The Fair Labor Standards Act entitles most employees to overtime pay at one and a half times their regular rate for hours exceeding 40 per workweek. Despite this clear requirement, overtime violations remain common as employers use various schemes to avoid paying proper overtime. Understanding your rights helps you recognize when you're being cheated and pursue claims to recover what you're owed.

Who Qualifies for Overtime

The FLSA presumes all employees are entitled to overtime unless they fit specific exemptions. Exempt employees must earn at least the minimum salary threshold and perform duties meeting the executive, administrative, professional, outside sales, or computer professional exemptions. Employees who don't meet these narrow requirements are non-exempt and entitled to overtime regardless of job titles or how employers classify them.

Many workers are misclassified as exempt when they don't meet exemption requirements. Having a manager title doesn't make someone exempt if they spend most of their time doing non-managerial work. Being salaried doesn't eliminate overtime rights unless actual duties meet exemption tests. Employers benefit from misclassification while workers lose significant overtime pay.

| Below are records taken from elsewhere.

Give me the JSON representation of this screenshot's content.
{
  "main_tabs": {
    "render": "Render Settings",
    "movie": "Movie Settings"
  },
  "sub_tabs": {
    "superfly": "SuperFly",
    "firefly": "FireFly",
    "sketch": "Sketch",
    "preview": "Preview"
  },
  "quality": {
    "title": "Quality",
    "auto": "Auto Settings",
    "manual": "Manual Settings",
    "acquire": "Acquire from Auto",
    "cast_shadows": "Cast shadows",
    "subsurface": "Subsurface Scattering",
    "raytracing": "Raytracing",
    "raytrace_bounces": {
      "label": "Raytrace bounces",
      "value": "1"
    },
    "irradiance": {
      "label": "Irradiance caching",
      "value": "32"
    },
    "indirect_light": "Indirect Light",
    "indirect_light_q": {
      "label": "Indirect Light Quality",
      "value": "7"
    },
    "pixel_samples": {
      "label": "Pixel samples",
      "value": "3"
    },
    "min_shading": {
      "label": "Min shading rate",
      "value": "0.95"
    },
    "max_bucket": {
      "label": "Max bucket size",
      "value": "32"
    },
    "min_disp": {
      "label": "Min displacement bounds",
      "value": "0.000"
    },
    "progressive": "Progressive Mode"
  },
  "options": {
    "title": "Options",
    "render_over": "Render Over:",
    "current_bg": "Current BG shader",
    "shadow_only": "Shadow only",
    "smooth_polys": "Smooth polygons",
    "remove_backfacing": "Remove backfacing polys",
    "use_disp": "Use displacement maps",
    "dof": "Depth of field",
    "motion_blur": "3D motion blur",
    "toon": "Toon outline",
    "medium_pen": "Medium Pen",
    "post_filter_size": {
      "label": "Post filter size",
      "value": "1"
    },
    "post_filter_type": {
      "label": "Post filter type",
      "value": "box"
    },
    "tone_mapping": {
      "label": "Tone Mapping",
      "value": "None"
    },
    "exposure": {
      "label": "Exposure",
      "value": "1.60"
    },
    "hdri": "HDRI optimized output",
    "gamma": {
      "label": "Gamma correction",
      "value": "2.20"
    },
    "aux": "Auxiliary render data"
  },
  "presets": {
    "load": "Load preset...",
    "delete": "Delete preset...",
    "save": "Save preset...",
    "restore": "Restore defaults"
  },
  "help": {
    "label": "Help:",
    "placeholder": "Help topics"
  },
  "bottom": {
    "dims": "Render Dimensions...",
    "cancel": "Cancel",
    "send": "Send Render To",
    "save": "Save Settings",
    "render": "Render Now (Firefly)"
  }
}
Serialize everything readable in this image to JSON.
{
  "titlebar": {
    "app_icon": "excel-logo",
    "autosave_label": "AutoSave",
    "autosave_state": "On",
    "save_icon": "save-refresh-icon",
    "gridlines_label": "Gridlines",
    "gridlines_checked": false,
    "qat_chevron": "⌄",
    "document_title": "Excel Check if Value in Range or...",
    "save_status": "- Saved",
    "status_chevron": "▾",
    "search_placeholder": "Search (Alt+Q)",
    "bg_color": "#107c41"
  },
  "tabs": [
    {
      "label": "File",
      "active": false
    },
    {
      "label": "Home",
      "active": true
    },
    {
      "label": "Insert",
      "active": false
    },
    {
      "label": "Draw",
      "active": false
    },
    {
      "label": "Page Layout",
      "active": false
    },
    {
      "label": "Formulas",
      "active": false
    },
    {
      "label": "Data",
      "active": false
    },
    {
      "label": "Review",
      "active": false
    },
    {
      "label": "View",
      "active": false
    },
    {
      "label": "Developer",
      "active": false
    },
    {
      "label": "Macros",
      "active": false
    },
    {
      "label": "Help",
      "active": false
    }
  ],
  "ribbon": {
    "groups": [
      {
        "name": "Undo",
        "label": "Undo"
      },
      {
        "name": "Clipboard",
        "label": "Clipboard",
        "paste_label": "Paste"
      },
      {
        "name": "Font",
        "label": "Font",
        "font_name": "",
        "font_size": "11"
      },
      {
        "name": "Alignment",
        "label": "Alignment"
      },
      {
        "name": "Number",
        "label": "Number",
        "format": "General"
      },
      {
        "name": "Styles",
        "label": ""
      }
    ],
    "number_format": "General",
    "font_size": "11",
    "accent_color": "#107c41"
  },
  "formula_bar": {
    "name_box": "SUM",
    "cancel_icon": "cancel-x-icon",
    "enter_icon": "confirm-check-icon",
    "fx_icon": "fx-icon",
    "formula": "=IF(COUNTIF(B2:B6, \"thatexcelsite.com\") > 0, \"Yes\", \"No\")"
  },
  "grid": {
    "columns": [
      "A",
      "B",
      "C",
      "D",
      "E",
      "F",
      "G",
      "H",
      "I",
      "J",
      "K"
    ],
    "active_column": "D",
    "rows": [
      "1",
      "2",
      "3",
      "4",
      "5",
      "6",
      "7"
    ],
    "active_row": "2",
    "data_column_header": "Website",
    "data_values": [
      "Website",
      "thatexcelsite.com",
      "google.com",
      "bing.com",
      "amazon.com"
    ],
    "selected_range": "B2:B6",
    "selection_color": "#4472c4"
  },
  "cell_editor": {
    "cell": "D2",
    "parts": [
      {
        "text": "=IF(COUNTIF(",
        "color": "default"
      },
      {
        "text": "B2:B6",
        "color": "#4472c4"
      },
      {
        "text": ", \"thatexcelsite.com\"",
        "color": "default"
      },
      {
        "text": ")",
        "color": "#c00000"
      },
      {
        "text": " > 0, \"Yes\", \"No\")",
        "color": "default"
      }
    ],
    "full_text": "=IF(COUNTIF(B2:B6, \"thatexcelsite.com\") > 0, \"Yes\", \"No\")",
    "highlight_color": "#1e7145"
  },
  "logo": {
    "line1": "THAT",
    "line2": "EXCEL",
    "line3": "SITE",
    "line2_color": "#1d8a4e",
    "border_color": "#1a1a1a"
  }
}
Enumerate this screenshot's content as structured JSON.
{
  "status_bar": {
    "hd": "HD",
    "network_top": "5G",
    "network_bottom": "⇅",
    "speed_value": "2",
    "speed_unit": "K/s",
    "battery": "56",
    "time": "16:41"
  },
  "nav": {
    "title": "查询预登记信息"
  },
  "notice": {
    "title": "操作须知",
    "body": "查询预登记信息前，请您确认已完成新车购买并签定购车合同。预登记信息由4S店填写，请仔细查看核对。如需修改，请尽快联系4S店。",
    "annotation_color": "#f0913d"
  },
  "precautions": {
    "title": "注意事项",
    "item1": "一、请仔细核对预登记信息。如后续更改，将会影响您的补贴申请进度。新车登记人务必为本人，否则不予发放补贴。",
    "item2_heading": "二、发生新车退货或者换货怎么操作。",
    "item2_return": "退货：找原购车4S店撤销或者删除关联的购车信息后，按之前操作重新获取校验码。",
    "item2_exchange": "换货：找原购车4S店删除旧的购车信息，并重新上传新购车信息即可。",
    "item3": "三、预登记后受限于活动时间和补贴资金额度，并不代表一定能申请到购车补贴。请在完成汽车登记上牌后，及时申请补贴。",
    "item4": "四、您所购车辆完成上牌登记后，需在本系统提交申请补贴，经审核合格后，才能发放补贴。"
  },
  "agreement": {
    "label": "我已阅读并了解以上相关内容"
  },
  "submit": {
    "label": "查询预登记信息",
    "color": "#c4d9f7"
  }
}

How Overtime Is Calculated

Overtime requires payment at one and a half times the regular rate for hours exceeding 40 in a workweek. The regular rate includes not just base hourly pay but also commissions, bonuses, shift differentials, and other compensation that aren't specifically excludable. Using incorrect regular rates produces underpayment even when employers pay something for overtime hours.

The workweek is fixed at seven consecutive days and cannot be manipulated to avoid overtime. Averaging hours over two weeks, requiring comp time instead of overtime pay, or using similar schemes violates the FLSA. Each workweek stands alone, so working 30 hours one week and 50 the next requires overtime for the 10 hours exceeding 40 in the second week.

Common Overtime Violations

Off-the-clock work before and after shifts often pushes hours above 40 without compensation. Requiring employees to boot computers, prepare workstations, or attend meetings before clocking in steals overtime. Automatic meal break deductions when employees actually work through breaks similarly underpay affected workers.

Rounding practices that systematically benefit employers violate the FLSA. While rounding is permitted if it averages out over time, rounding that consistently reduces recorded hours compared to actual work steals wages. Similarly, capping recorded hours regardless of actual work time violates overtime requirements.

Recovering Your Unpaid Overtime

The FLSA provides for recovery of unpaid overtime going back two years, or three years for willful violations. Liquidated damages doubling the unpaid amount are available unless employers prove good faith belief they were complying with the law. Prevailing plaintiffs also recover attorney fees and costs, making it practical to pursue claims even for modest individual amounts.

Collective actions allow similarly situated employees to join together in pursuing overtime claims. These collective cases efficiently address workplace-wide violations while sharing litigation costs. Opt-in procedures differ from class actions, requiring interested workers to affirmatively join the lawsuit.

Protecting Yourself

Keep personal records of hours worked regardless of what employer timekeeping shows. Note arrival and departure times, meal breaks taken or worked through, and any work performed at home or outside normal hours. This documentation proves hours worked if employer records are inaccurate or disputed.